Telecom operators may have to pay consumers Rs 1 as compensation for every call drop experienced, the sector regulator indicated, a day ahead of unveiling a system, strategy and process of identifying call drops.
“I cannot deny or confirm the news on the quantum or nature of penalty… but we have decided to suggest the imposition of a penalty on Friday,” Trai chairman RS Sharma told HT on Friday.
The Telecom Regulatory Authority of India (Trai) said tests conducted in Delhi and Mumbai had shown the problem of call drops in these cities had seen no significant improvement and quality of services provided was still not up to the mark.
The move to penalize telcos comes in the wake of increasing complaints of call drops and warnings from stakeholders. Prime Minister Narendra Modi, too, had recently made his displeasure known to communications minister Ravi Shankar Prasad.
But identifying call drops could be a difficult task.
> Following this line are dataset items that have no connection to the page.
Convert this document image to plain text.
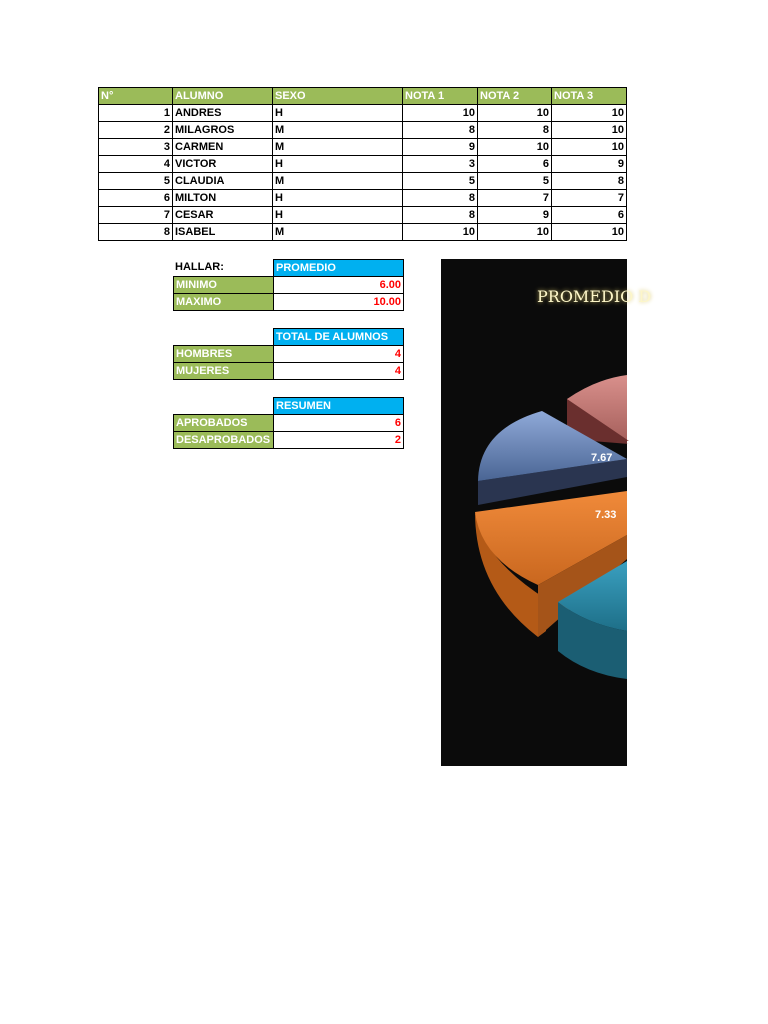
N°	ALUMNO	SEXO	NOTA 1	NOTA 2	NOTA 3
1	ANDRES	H	10	10	10
2	MILAGROS	M	8	8	10
3	CARMEN	M	9	10	10
4	VICTOR	H	3	6	9
5	CLAUDIA	M	5	5	8
6	MILTON	H	8	7	7
7	CESAR	H	8	9	6
8	ISABEL	M	10	10	10
HALLAR:
		PROMEDIO
MINIMO	6.00
MAXIMO	10.00
	TOTAL DE ALUMNOS
HOMBRES	4
MUJERES	4
	RESUMEN
APROBADOS	6
DESAPROBADOS	2
PROMEDIO D
7.67
7.33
“Technically, it is not easy to establish a call drop. A customer can remove the battery while talking to make it look like a call drop, so it will be disputable,” said Kartik Raja, CEO and founder of Phimetrics Technologies, an independent audit company focused on measuring (mobile service) customer experience across emerging markets.
Telecom operators Airtel, Idea Cellular, Vodafone and Reliance communications, when contacted by HT, said industry representative Cellular Operators Association of India (COAI) would comment on it.
Calls to COAI director general Rajan Mathews went unanswered but one of its senior officials said, “It is disappointing and uncalled for when we are making efforts to improve call drops… we have to see the final order and whether it is feasible to implement.”
Cracking down on deficient services, Trai also said operators would now be fined up to Rs 1 lakh (from the present R50,000) for a first-time offence of non-compliance with benchmarks in a quarter. Mobile services are tested on 15 parameters that cover technical aspects and customer care.
Releasing the test results for the Delhi and Mumbai telecom networks, Sharma said, “This was a second opportunity given to operators in the two cities to improve on call drops and quality of service. Unfortunately, they are still not up to the mark and fail the benchmarks of good quality service.”